Once UnitedHealth's $12.8 billion acquisition closes, 75 percent of prescriptions filled in the U.S. will be in the hands of three players, according to Pembroke Consulting Inc. UnitedHealth, along with No. 1 Express Scripts Holding Co. (Nasdaq:ESRX) and No. 2 CVS Health Corp. (NYSE:CVS), will have significant leverage.
Pharmacy benefit managers and drug companies have been locked in a struggle over expensive medicines for cancer, hepatitis and cholesterol, some already out and some coming to market this year. Bulking up will give PBMs like UnitedHealth's OptumRx more patients and more clout in negotiations.
The combination "will make us a competitive force in the industry," Optum Chief Executive Officer Larry Renfro told Catamaran employees Monday, according to a regulatory filing. "We expect to negotiate for lower prices and offer lower costs to our customers."

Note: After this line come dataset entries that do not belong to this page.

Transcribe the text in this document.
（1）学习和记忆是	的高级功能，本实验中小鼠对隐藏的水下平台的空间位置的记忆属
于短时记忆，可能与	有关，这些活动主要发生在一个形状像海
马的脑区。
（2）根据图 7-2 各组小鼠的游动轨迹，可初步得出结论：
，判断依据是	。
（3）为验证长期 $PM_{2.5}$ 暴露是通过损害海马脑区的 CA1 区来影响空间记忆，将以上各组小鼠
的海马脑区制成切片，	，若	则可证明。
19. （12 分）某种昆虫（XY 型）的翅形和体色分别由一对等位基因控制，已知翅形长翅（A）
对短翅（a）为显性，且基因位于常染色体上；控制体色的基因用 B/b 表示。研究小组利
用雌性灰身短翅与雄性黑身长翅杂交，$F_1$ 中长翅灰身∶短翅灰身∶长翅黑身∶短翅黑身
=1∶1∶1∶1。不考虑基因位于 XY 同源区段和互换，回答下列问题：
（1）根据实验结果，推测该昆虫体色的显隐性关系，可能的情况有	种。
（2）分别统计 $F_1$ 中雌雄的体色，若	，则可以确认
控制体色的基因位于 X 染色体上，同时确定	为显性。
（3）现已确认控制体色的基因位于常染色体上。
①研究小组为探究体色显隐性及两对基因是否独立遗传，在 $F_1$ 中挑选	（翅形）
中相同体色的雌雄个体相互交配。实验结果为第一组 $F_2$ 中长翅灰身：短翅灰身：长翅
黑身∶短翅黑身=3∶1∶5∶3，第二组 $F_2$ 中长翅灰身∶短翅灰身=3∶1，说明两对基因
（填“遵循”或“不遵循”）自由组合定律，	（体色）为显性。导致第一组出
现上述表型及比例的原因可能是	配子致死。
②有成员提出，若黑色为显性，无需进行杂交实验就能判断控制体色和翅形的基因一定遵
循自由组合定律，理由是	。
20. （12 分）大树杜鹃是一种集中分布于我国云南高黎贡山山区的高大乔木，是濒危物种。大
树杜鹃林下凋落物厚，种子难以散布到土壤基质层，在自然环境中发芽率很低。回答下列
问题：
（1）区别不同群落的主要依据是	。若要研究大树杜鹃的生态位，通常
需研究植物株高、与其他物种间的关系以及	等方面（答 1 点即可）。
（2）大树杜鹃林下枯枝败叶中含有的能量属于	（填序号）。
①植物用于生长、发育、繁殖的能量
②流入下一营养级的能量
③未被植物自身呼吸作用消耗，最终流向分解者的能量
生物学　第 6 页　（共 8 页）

Benefits managers like Catamaran help administer the drug coverage in health plans, working with employers and insurers to negotiate with drug companies and pharmacies. They also often oversee patients' drug use, maintaining lists of covered drugs and handling mail orders or complex treatments.
OptumRx, UnitedHealth's drug benefit arm, covers about 30 million people, while Catamaran represents about 35 million. That compares with about 90 million people for Express Scripts and more than 65 million for CVS.